Standing with LGBTIQ communities

For four decades, Clover Moore has fought alongside LGBTIQ communities for equality and an end to discrimination.

Standing with LGBTIQ communities

As a State MP

For four decades, Clover Moore has fought alongside LGBTIQ communities for equality and an end to discrimination, as State MP with her 1993 Homosexual Anti-Vilification Bill and 2010 Adoption Amendment (Same Sex Couples) Bill, which enabled same sex couples to adopt as a couple.

Her Significant Personal Relationships Bill became a model for Tasmanian and Victorian legislation, as well as the City of Sydney’s relationship declaration program which ran prior to the launch of the NSW Government’s relationship register in 2010. 

Clover Moore was the first Member of the Legislative Assembly to march in the Mardi Gras Parade in 1992 and is proud to march in the parade alongside Member for Sydney Alex Greenwich MP and her volunteers each year. 

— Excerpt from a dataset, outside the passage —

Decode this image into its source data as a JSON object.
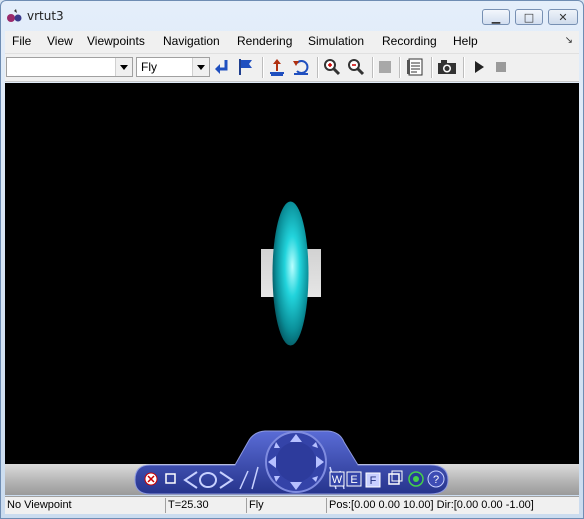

Throughout the year, we celebrate Sydney’s LGBTIQ precincts by flying rainbow banners along Oxford Street, Taylor Square and in the city centre. And during the Mardi Gras festival, we proudly raise a rainbow flag at Sydney Town Hall - sending a strong message to Sydneysiders and visitors that our city is open to everyone. 

As Mayor

Under Clover Moore’s leadership, the City of Sydney has adopted its ‘City for All’ Social Sustainability Policy and Action Plan - striving for an inclusive, connected, liveable and engaged city. We appointed an LGBTIQ Community Programs Officer and maintain a dedicated collection across our library network, with significant LGBTIQ collections at Newtown and Surry Hills. We also support community organisations to put on their own events and support their communities, with cash grants and value-in-kind sponsorship to organisations such as Rainbow Families. 

It’s a Yes! 

In 2017, we supported the marriage equality campaign, by providing office and shop front space to Equality Australia and flying hundreds of rainbow banners throughout the city. We sent a mailout to the entire community to encourage a ‘yes’ vote and hosted a massive postal survey results picnic for 20,000 people in Prince Alfred Park, with the lawn now known as ‘Equality Green’ to celebrate the historic win that day. After marriage equality became law, we waived venue hire in City of Sydney halls and parks for a period of 100 days, as a small gesture of goodwill in the spirit of celebration. 

Rainbow Crossing  

In 2019, we unveiled our new, rainbow-shaped and permanent rainbow crossing on the corner of Bourke and Campbell Streets near Taylor Square. and is in the shape of a rainbow! this was a huge win after our first rainbow crossing painted in 2013 was ripped up by then Roads Minister Duncan Gay in the dead of night.

WorldPride 2023

Sydney is now looking forward to hosting the marquee international pride event, WorldPride in 2023. We helped Sydney Gay and Lesbian Mardi Gras with $100,000 toward their successful bid and to help with pre-event costs, with in-principal support for a further $150,000 cash sponsorship. WorldPride will be a major event, not just for Sydney or Australia, but the whole Asia-Pacific. Despite significant strides, LGBTIQ people in Australia and across the region are still fighting for equal rights, including recent moves to mandate discrimination and restrict hard-fought rights.

Rejecting the Religious Discrimination Bill  

The Commonwealth Government’s proposed Religious Discrimination Bill risks grave impacts on City of Sydney residents and may undermine the City of Sydney’s capacity to operate as an inclusive and cohesive organisation.

The Bill in its current form would allow people to rely on their religious beliefs to make statements that humiliate or intimidate others in the workplace, in school, on public transport or in any setting. For example, a person could rely upon the Bill to make anti-Semitic taunts on a bus or a boss could to say to their employee ‘I don’t agree with your lifestyle because the Bible says homosexuality is a sin’. 

This would make it difficult for the City to manage employee conduct inconsistent with its values of Courage, Collaboration, Integrity and Respect. It could also create conflicts with the City’s Code of Conduct, which prohibits harassment and discrimination.

That’s why Team Clover endorses Equality Australia’s Freedom from Discrimination Statement calling for the Bill to be changed.